The next day Patek wrote a report recommending Fletcher buy out the Southern minorities.
The case, as Justice Robert Fisher observed in the High Court last year, is "not without difficulty." The appeal court also declined to conduct a "trial or mini-trial," noting the evidence was untested. But from the appeal judges' body language the case has a good chance of succeeding.
In appealing the High Court judgment Shell has already shot off a battery of defensive missiles and seen them shot down.
One key issue is whether the Securities Act says you can be liable for trading or tipping while being merely in possession of inside information in this case whether Patek's knowledge of the report in fact impelled him to recommend a takeover to Fletcher.
The court found the plain words of the act indicated Parliament didn't intend that a causative link needed be proved.
Another issue is whether Patek and Petrocorp had the information by reason of being a director and shareholder, respectively, in Southern.
The judges found it was arguable Patek was, saying "there is no element of corporate veil-lifting in recognising that knowledge in the possession of a director of two companies engaged in joint operations was obtained and was in his possession in both capacities."
They also found it was arguable the joint venture existed only because Petrocorp was a big shareholder in Southern.
A third line of defence was that the deep gas study didn't provide information of sufficient significance or "maturity" to have affected the price of Southern's shares if it had been known at the time of the takeover.
The court said that would be a tough line to argue when Fletcher had conceded the receipt of new licences for uninvestigated areas justified a 19% lift in its offer price.
The result has been welcomed in some quarters as evidence the laws as they stand work that is, that shareholders can pursue claims by requiring the share issuer to fund insider trading cases.

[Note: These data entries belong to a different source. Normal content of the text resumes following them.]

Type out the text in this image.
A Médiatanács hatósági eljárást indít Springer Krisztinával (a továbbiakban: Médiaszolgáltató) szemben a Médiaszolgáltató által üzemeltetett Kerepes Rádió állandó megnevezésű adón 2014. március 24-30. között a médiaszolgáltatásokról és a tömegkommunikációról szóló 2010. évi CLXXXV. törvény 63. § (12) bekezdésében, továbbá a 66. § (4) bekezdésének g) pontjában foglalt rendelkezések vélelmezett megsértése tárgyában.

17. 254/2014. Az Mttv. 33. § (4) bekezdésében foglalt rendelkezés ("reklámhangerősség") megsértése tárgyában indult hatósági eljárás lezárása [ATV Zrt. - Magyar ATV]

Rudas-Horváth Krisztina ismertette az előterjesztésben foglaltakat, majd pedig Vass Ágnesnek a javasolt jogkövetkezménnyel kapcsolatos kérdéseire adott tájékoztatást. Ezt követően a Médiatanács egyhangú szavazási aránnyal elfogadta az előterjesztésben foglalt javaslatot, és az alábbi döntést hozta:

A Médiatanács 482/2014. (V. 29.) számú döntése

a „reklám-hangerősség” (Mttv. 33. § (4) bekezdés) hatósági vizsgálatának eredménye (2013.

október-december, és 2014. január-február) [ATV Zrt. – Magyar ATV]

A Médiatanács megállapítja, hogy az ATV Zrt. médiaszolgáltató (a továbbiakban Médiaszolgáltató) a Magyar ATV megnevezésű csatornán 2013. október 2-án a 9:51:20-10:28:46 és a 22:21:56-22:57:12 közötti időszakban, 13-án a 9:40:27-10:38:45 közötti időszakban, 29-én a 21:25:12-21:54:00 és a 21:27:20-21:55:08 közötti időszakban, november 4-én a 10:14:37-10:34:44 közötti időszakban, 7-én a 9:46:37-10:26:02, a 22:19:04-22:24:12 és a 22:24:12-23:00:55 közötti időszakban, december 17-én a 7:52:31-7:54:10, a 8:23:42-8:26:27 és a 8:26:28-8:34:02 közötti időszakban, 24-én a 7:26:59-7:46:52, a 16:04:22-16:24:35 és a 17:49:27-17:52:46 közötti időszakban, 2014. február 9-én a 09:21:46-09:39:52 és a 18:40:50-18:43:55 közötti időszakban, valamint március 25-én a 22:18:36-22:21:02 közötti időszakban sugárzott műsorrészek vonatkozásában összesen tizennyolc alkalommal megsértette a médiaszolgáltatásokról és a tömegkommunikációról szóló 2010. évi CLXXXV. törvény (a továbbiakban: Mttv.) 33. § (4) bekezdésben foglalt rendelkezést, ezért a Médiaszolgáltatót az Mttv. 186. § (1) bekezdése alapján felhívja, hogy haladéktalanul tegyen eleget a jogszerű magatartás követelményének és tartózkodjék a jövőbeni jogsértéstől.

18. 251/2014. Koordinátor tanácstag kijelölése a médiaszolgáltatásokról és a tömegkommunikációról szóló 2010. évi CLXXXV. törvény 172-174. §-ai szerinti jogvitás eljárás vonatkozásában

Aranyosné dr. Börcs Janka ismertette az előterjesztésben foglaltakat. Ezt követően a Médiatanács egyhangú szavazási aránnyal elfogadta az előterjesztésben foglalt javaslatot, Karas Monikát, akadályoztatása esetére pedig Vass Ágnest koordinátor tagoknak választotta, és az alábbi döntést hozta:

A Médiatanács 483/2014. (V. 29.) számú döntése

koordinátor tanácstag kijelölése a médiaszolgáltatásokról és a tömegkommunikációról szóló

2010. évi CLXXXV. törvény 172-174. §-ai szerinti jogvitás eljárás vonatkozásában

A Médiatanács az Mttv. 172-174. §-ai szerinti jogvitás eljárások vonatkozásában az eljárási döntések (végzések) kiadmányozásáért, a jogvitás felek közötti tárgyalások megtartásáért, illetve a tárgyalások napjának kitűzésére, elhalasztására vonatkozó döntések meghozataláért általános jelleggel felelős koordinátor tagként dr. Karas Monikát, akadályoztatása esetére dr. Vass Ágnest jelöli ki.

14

It shows, the argument goes, that deep-pocketed defendants can't wear down plaintiffs by dragging them through every legal hoop in the book.
In Shoeshine's opinion it shows just the opposite.
Eight years after the takeover the case hasn't even got to a trial. It's still subject to Privy Council appeal so it may be many months more before it even gets that far. Then it could go back through the appeal process all over again.
The plaintiffs may no longer have to bear the legal expenses but the costs to them in time must have been enormous.
How many shareholders are there with the Southern group's resources, tenacity and sheer bloody-mindedness?